Zaman yaratılışla başlayıp ölümle bitmez. Zamanın yapısı daha çok, kesintisiz ve tekrarlayan bir yapıdır. Hayat, ölüm ve yeniden doğuş, aynı bütünün parçaları, birbirinin sürekli takipçisidir. Hayat ölmez, yenilenebilir döngülerle devam eder. Hayat eskimeden yenilenmelidir.
Ölenlerin hepsi bir arada yaşar, hatta bu dünyada ki aile birimleri halinde yaşar.
Ruhun ölümsüzlüğü ya da hayatın yeni biçimlerle tekrarlanışı, genetik bilimin de onayladığı bir şeydir. Evet birey ölür ama onun genleri, kalıcı bir yeniden doğum döngüsüyle gelecek kuşaklara aktarılır. Tabi bu tüm umutların bilime, teknolojiye, ekonomik büyümeye bağlanmasıyla mümkün değildir. Teknolojik uygarlığın zaferi aynı zamanda içimizde bir manevi güvencesizlik tohumu da ekmiştir. Onun armağanları bizi hem zenginleştirmekte hem de kendine köle etmektedir. Her şey çıkarlarla ilgilidir – çıkarlarımızı ihmal edemeyiz- her şey maddesel varlıklar uğrunadır; ama içimizden bir ses de bize, saf, yüce, kırılgan bir şeyi kaybettiğimizi fısıldamaktadır. Amacı göremez olmuş durumdayız.

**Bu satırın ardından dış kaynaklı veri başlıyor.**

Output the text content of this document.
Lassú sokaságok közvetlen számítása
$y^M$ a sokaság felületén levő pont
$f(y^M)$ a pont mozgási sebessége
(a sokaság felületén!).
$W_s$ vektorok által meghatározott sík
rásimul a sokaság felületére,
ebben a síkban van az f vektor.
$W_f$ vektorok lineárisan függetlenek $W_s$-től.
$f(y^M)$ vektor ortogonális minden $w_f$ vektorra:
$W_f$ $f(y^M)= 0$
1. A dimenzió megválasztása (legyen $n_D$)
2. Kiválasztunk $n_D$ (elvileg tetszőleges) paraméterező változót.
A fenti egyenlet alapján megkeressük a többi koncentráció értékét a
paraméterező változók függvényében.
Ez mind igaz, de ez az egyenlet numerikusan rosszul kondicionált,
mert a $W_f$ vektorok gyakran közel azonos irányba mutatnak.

Kabul edelim; yalnız kendimizin duyabileceği küçük bir fısıltıyla bile olsa, itiraf edelim: Hayatı böyle çılgın bir hızla yaşarken, ne uğruna yaşıyoruz biz?
Bugünkü manevi çaresizliğimizi, entelektüel dağınıklığımızı en belirgin biçimde ortaya koyan şey de ölüm karşısında ki o net ve sakin tutumumuzu kaybetmemizdir. Çağdaş insanın rahatı ne kadar yerindeyse ruhunda ki o dondurucu ölüm korkusu da o kadar derin yaralar açmaktadır. Bu kitlesel korku, eskilerin bilmediği bu korku, bizim doymak bilmez, gürültülü, koşu tempolu hayatımızdan doğmuştur. İnsan kendisinin, serbest iradeye sahip olsa bile, yine de evrende sınırlı bir nokta olduğu duygusunu kaybetmiştir. Kendini çevresinin merkezi olarak görmeye başlamış, dünyaya uyumlanacağı yerde, dünyayı kendine uyumlandırmaya kalkmıştır. O zaman ölüm düşüncesi elbette dayanılmaz hale gelir; tüm evrenin bir çırpıda ortadan kaybolması demek olur.